Connect with us


Tiny four-bit computers are now all you need to train AI



Deep learning is an inefficient energy hog. It requires massive amounts of data and abundant computational resources, which explodes its electricity consumption. In the last few years, the overall research trend has made the problem worse. Models of gargantuan proportions—trained on billions of data points for several days—are in vogue, and likely won’t be going away any time soon.

Some researchers have rushed to find new directions, like algorithms that can train on less data, or hardware that can run those algorithms faster. Now IBM researchers are proposing a different one. Their idea would reduce the number of bits, or 1s and 0s, needed to represent the data—from 16 bits, the current industry standard, to only four.

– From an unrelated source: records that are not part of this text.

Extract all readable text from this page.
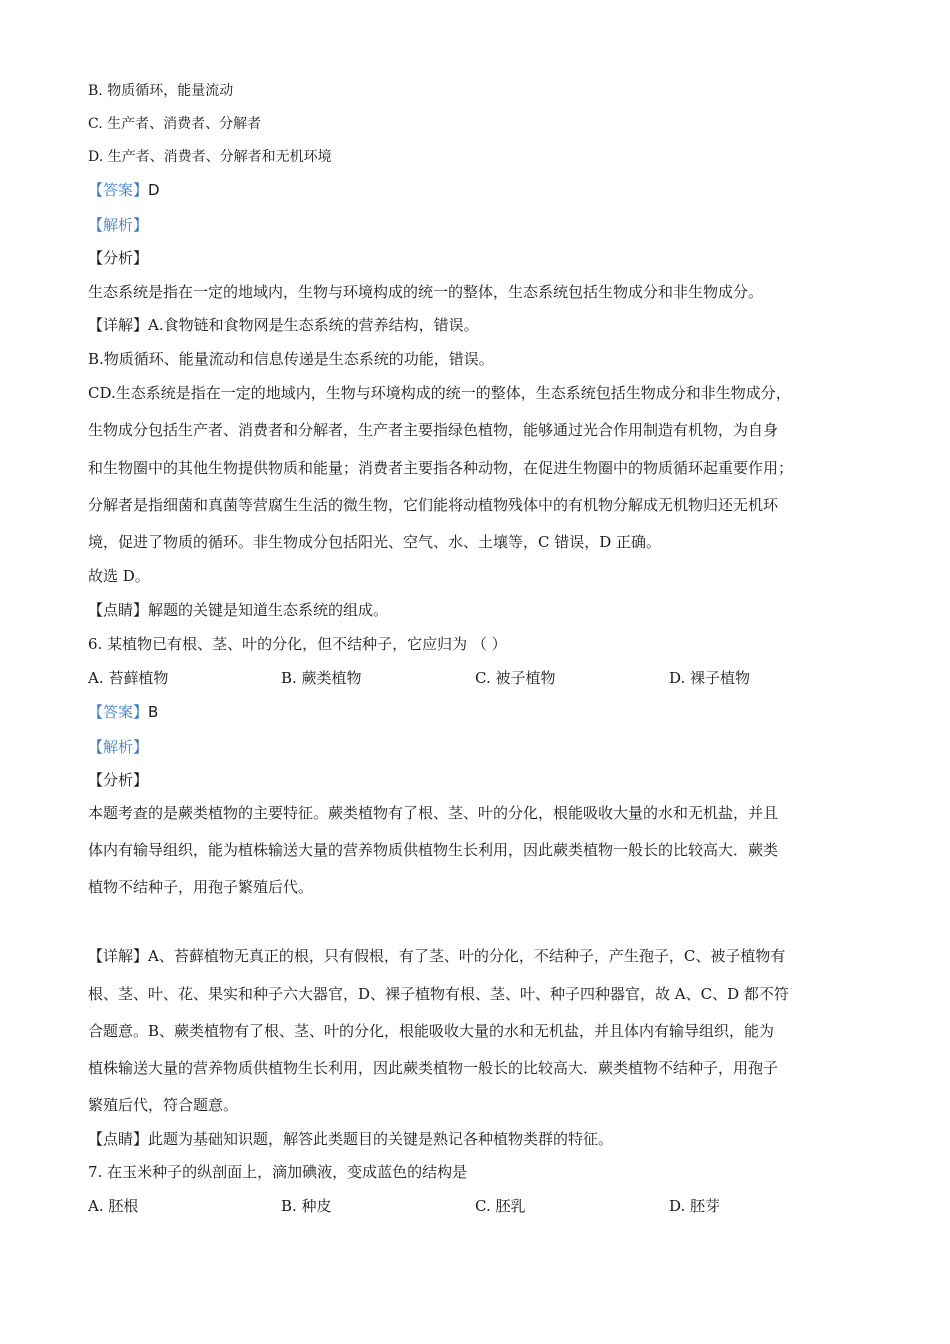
B. 物质循环，能量流动
C. 生产者、消费者、分解者
D. 生产者、消费者、分解者和无机环境
【答案】D
【解析】
【分析】
生态系统是指在一定的地域内，生物与环境构成的统一的整体，生态系统包括生物成分和非生物成分。
【详解】A.食物链和食物网是生态系统的营养结构，错误。
B.物质循环、能量流动和信息传递是生态系统的功能，错误。
CD.生态系统是指在一定的地域内，生物与环境构成的统一的整体，生态系统包括生物成分和非生物成分，
生物成分包括生产者、消费者和分解者，生产者主要指绿色植物，能够通过光合作用制造有机物，为自身
和生物圈中的其他生物提供物质和能量；消费者主要指各种动物，在促进生物圈中的物质循环起重要作用；
分解者是指细菌和真菌等营腐生生活的微生物，它们能将动植物残体中的有机物分解成无机物归还无机环
境，促进了物质的循环。非生物成分包括阳光、空气、水、土壤等，C 错误，D 正确。
故选 D。
【点睛】解题的关键是知道生态系统的组成。
6. 某植物已有根、茎、叶的分化，但不结种子，它应归为 （ ）
A. 苔藓植物	B. 蕨类植物	C. 被子植物	D. 裸子植物
【答案】B
【解析】
【分析】
本题考查的是蕨类植物的主要特征。蕨类植物有了根、茎、叶的分化，根能吸收大量的水和无机盐，并且
体内有输导组织，能为植株输送大量的营养物质供植物生长利用，因此蕨类植物一般长的比较高大．蕨类
植物不结种子，用孢子繁殖后代。
【详解】A、苔藓植物无真正的根，只有假根，有了茎、叶的分化，不结种子，产生孢子，C、被子植物有
根、茎、叶、花、果实和种子六大器官，D、裸子植物有根、茎、叶、种子四种器官，故 A、C、D 都不符
合题意。B、蕨类植物有了根、茎、叶的分化，根能吸收大量的水和无机盐，并且体内有输导组织，能为
植株输送大量的营养物质供植物生长利用，因此蕨类植物一般长的比较高大．蕨类植物不结种子，用孢子
繁殖后代，符合题意。
【点睛】此题为基础知识题，解答此类题目的关键是熟记各种植物类群的特征。
7. 在玉米种子的纵剖面上，滴加碘液，变成蓝色的结构是
A. 胚根	B. 种皮	C. 胚乳	D. 胚芽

The work, which is being presented this week at NeurIPS, the largest annual AI research conference, could increase the speed and cut the energy costs needed to train deep learning by more than sevenfold. It could also make training powerful AI models possible on smartphones and other small devices, which would improve privacy by helping to keep personal data on a local device. And it would make the process more accessible to researchers outside big, resource-rich tech companies.

How bits work

You’ve probably heard before that computers store things in 1s and 0s. These fundamental units of information are known as bits. When a bit is “on,” it corresponds with a 1; when it’s “off,” it turns into a 0. Each bit, in other words, can store only two pieces of information.

But once you string them together, the amount of information you can encode grows exponentially. Two bits can represent four pieces of information because there are 2^2 combinations: 00, 01, 10, and 11. Four bits can represent 2^4, or 16 pieces of information. Eight bits can represent 2^8, or 256. And so on.

The right combination of bits can represent types of data like numbers, letters, and colors, or types of operations like addition, subtraction, and comparison. Most laptops these days are 32- or 64-bit computers. That doesn’t mean the computer can only encode 2^32 or 2^64 pieces of information total. (That would be a very wimpy computer.) It means that it can use that many bits of complexity to encode each piece of data or individual operation.

4-bit deep learning

So what does 4-bit training mean? Well, to start, we have a 4-bit computer, and thus 4 bits of complexity. One way to think about this: every single number we use during the training process has to be one of 16 whole numbers between -8 and 7, because these are the only numbers our computer can represent. That goes for the data points we feed into the neural network, the numbers we use to represent the neural network, and the intermediate numbers we need to store during training.

So how do we do this? Let’s first think about the training data. Imagine it’s a whole bunch of black-and-white images. Step one: we need to convert those images into numbers, so the computer can understand them. We do this by representing each pixel in terms of its grayscale value—0 for black, 1 for white, and the decimals between for the shades of gray. Our image is now a list of numbers ranging from 0 to 1. But in 4-bit land, we need it to range from -8 to 7. The trick here is to linearly scale our list of numbers, so 0 becomes -8 and 1 becomes 7, and the decimals map to the integers in the middle. So:

You can scale your list of numbers from 0 to 1 to stretch between -8 and 7, and then round any decimals to a whole number.

This process isn’t perfect. If you started with the number 0.3, say, you would end up with the scaled number -3.5. But our four bits can only represent whole numbers, so you have to round -3.5 to -4. You end up losing some of the gray shades, or so-called precision, in your image. You can see what that looks like in the image below.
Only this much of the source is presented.